I found this matrix somewhere and after reading through it, am left with some thoughts.
The first couple of sections are rather useful. I’ve met a lot of programmers who are really good at what they do, but looked at me like I was a talking chicken when I tried to tell them that Python lists are arrays, not lists. Apparently the difference between linked lists and arrays is not too important to some people. Whereas these same programmers could run loops around me in other areas in the matrix that I felt I lacked in. If you are any kind of programmer, I recommend reading the first sections on “computer science,” “software engineering,” and perhaps the first few rows of “programming.”

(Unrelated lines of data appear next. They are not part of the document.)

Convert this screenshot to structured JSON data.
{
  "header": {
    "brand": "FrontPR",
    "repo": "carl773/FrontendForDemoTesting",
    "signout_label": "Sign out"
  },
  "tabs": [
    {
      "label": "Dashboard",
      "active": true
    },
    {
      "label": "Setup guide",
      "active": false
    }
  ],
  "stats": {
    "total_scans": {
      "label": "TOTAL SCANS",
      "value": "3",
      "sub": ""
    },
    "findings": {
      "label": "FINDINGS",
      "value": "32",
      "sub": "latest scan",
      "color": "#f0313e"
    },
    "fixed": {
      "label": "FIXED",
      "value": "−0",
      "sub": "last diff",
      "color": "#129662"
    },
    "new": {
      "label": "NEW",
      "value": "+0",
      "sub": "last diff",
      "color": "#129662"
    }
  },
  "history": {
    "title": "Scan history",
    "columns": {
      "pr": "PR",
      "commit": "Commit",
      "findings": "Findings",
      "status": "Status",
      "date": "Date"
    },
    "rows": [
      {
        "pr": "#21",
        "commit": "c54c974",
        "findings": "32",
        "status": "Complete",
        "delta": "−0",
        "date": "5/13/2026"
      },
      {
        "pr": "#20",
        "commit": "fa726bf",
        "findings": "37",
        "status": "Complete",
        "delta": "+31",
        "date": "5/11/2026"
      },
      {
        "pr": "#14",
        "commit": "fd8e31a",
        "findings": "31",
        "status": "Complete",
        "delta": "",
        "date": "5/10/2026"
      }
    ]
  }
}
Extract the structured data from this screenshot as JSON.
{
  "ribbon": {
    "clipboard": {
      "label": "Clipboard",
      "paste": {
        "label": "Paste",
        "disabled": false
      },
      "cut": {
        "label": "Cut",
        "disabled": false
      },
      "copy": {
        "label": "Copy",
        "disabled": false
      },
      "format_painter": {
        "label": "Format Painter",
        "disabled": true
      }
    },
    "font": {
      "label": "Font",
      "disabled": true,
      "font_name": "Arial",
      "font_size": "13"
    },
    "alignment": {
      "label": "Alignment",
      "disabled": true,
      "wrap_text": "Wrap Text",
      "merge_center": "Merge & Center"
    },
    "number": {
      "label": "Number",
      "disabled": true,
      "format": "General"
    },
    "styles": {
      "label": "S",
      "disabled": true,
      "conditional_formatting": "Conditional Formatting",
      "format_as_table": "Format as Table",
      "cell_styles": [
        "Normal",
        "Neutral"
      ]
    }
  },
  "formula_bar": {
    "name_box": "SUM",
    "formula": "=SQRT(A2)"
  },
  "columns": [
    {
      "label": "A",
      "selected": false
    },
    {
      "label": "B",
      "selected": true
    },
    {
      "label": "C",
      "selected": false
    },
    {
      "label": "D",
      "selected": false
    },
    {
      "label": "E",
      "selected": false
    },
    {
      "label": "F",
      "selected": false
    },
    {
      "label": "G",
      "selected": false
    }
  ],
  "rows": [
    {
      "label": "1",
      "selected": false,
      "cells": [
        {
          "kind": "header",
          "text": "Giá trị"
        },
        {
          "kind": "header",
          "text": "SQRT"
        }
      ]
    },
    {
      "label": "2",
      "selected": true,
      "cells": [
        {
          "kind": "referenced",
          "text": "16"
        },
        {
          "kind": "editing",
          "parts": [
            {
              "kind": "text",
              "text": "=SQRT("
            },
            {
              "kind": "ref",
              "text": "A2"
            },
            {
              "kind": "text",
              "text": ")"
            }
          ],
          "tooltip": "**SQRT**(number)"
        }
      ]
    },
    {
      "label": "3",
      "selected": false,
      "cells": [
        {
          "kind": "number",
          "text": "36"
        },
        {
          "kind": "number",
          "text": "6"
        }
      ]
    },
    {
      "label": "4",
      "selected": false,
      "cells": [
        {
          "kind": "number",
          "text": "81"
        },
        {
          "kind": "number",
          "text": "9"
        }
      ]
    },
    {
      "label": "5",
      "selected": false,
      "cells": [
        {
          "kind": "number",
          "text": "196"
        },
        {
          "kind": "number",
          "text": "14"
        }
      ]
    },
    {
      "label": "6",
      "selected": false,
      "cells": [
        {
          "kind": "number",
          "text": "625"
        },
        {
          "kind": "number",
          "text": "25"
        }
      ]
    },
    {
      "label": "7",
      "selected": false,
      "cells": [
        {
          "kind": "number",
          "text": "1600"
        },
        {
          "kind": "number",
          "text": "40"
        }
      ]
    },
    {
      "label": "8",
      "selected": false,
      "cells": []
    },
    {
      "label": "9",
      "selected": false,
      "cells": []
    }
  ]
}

However, from there it kind of devolves into trivial attributes. Such attributes as “API,” “frameworks,” “languages exposed to,” and worse, “blogs,” make little sense. They don’t really give any sort of indication of competency and instead display only the author’s bias in my opinion. For example, it’s not entirely impossible that your first language could be Lisp or even Haskell. Exposure to these languages basically guarantees at least partial knowledge of functional programming and its related concepts (currying, lazy evaluation, etc). For the “languages exposed to” row, this would put you at level two in the programmer category. Yet you would likely be a level zero in the “languages with professional experience” row. While the distinction between knowledge and experience can be made, in the context of professional versus academic experience the distinction means very little. The astute reader might find more odd entries as the ones I’ve pointed out are just the tip of the iceberg (“IDEs,” really?).
It could be a useful aid though, for those of us who have to interview new programming candidates. Perhaps someone could take the lead and refine this matrix a little more? I would start by removing the frivolous rows and cross-checking inconsistencies between existing rows (professional versus academic as noted above, for example).